Немец обернулся, и в этот миг Струмилин что было силы толкнул его. Немец вывалился за борт. Какую-то минуту он еще пытался царапать ногтями борт шлюпа, но потом волна отнесла его в сторону, и Струмилин уже не слышал, что он кричал.
Немец кричал еще минуты две страшным, заячьим голосом. Потом он замолчал.
Струмилин опустился на лавку. В ушах стучало. Он тогда подумал, что в ушах стучит очень ровно и точно: наверное, каждая секунда проходит с ударом. Он торопил время, ему хотелось, чтобы секунды шли скорее, как можно скорее, пусть бы в ушах било еще сильнее, — он бы радовался этому, несмотря на страшную боль, потому что шло время. Шло время, и второй шлюп отходил все дальше и дальше.
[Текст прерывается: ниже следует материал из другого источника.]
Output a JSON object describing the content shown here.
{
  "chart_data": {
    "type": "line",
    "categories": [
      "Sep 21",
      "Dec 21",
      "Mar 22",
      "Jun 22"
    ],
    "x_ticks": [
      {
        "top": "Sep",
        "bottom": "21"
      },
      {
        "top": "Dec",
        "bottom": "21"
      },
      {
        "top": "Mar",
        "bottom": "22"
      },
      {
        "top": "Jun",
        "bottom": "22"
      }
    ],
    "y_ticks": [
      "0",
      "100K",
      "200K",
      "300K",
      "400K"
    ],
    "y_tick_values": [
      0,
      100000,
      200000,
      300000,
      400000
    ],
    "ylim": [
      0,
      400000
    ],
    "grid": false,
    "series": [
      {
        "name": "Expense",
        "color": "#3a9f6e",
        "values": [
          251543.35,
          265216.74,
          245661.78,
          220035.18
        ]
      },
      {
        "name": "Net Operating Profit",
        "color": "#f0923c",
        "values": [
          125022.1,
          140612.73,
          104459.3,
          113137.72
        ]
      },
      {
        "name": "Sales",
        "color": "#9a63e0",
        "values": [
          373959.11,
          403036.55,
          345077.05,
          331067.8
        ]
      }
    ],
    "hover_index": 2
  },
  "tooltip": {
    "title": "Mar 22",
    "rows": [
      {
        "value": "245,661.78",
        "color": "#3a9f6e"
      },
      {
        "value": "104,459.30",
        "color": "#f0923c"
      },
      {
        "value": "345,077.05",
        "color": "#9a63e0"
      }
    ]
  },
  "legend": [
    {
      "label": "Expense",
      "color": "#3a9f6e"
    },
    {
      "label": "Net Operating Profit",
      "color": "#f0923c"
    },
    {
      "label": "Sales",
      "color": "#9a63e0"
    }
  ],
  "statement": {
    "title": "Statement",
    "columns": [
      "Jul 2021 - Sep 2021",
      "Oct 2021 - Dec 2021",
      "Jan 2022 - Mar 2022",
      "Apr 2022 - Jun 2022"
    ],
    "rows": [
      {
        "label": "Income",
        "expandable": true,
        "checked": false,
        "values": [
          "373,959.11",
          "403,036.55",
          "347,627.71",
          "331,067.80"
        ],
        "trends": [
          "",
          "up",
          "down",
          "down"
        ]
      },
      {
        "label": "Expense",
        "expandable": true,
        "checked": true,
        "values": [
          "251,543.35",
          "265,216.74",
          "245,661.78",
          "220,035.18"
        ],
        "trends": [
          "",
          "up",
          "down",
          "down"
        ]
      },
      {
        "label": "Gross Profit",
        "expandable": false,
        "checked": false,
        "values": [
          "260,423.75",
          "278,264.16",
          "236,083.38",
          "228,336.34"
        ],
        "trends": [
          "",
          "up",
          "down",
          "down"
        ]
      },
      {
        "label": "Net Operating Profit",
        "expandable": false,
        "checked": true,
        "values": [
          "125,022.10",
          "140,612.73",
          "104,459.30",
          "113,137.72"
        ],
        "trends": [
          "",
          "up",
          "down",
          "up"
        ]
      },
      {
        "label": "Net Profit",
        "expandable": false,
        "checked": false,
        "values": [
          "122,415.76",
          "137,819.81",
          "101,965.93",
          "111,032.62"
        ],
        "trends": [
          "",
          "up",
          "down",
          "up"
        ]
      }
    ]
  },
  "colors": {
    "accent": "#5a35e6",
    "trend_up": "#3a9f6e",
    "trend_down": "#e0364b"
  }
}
Струмилин смотрел туда, где мерцал огонек второго шлюпа. Иногда ветер доносил оттуда крик:
— Где вы? Отвечайте! Где вы?
Но была ночь, и шлюп, в котором затаился Струмилин, относило в сторону. И он все время торопил проклятые секунды, которые считал по ударам в ушах.
«Ну же! — шептал он тогда. — Скорее! Скорее же! Еще скорее! Ну! Скорее!»
А потом, когда огонек первого шлюпа скрылся, Струмилин зачерпнул ладонями воды, вытер горящее лицо, лег на дно и уснул. Он ни разу не спал так спокойно за те два месяца, что провел в плену: сначала в госпитале, а потом в гестапо. Он спал без сновидений. Проснулся ранним утром от чьих-то голосов.